Конечно, Дмитрий понимал. Первые полгода в служебном лазарете в роли овоща. Потом еще года полтора до полного восстановления всех мыслительных и речевых функций.
А еще он понимал, что этому никак не бывать.
Книжные дозорные колдовали со своими фолиантами в несколько рук. На Дреере писали какие-то символы… к счастью, раздеваться не пришлось, как при активации «зеркал Чапека». Белокурая Хильда с косичками что-то шептала над зажженной свечой. Зак писал, макая в чернила перо. В эти же чернила Дрееру пришлось сначала капнуть немного своей крови и для чего-то плюнуть.
Он не мог понять механику ритуала, зато отлично понял, когда тот закончился. Дмитрий вдруг обнаружил, что верит в легенду, которую они все вместе сочинили. Не просто верит, а может рассказать ее в красках и подробностях и даже под пытками утверждать, что все так и было. Потому что… все так и было. А вот их разговор среди стеллажей и летающих книг, наоборот, превратился в нереальный, воображаемый, как те мысленные споры, которые продолжаешь, давным-давно разойдясь с оппонентом. Или как оправдания, что судорожно ищешь или придумываешь, если обещал и не сделал.
Легенда стала настоящей памятью и опытом Дреера, как стали его настоящим опытом книжные переживания во время путешествия по «зеркалам», на самом деле изобретенным не Чапеком.
Но глубокого выворота сознания, то бишь, по-теперешнему, сканирования, это бы не выдержало. Оно покажет все. Вплоть до пренатальных ощущений и образов. Все фантазии и даже все сновидения. Правда, расшифровывать весь жизненный опыт почти сорокалетнего Иного пришлось бы много времени.
Дмитрий сэкономит им это время. Если дойдет до сканирования, он прикоснется невидимым символом на нижней стороне языка к другому невидимому символу, нанесенному на твердое небо. Случайно это сделать невозможно, при разговоре и прочих манипуляциях язык так не загибается. Тогда словесника выдернет обратно в библиотеку, и это нельзя будет отследить. Правда, тогда придется распрощаться со всем. С Инквизицией – впрочем, невелика потеря. С матерью – ведь над ней установят наблюдение. Со школой. С Аней, которую точно никогда не восстановят в магических правах.

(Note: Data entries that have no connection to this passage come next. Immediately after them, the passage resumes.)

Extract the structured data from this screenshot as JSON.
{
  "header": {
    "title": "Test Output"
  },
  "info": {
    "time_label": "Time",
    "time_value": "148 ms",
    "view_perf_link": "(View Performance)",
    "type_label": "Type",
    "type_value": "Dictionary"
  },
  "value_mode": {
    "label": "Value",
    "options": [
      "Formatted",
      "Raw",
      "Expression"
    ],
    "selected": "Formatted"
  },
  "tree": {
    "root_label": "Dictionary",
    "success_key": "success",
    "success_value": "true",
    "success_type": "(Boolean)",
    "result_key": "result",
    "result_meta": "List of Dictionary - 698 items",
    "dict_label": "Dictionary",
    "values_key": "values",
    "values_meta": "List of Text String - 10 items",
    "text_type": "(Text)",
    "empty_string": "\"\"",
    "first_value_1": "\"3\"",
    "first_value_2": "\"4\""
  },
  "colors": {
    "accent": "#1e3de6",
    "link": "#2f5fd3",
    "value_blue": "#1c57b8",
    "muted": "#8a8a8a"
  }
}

Дмитрий молча кивнул и пожал плечами.
Почти неприметная входная дверь в допросную вдруг распахнулась. Хозяйской походкой вошел сам Кармадон – Совиная Голова, один из Великих Инквизиторов.
– Довольно, Константин, – с ходу бросил тот.
Дмитрий не видел Кармадона уже много лет, хотя не так давно и разговаривал с ним по телефону. Дункель имел привычку ко всем коллегам, даже к таким же Великим, обращаться на «ты». А вот к низшему персоналу, словно подчеркивая дистанцию, урожденный Людвиг Иероним Мария Кюхбауэр обращался исключительно на «вы».
– Твое предложение отклонят в любом случае. – Совиная Голова остановился и посмотрел на Стригаля. – В голове наставника Дреера слишком много всего такого, что не следует знать никому. В том числе и самому наставнику Дрееру. – Кармадон взглянул на Дмитрия. – Потому мы и не проводили никаких мероприятий после его длительного… пребывания в Сумраке. А кроме того, он пригодится для нашего расследования в ближайшее время, а не после реабилитации.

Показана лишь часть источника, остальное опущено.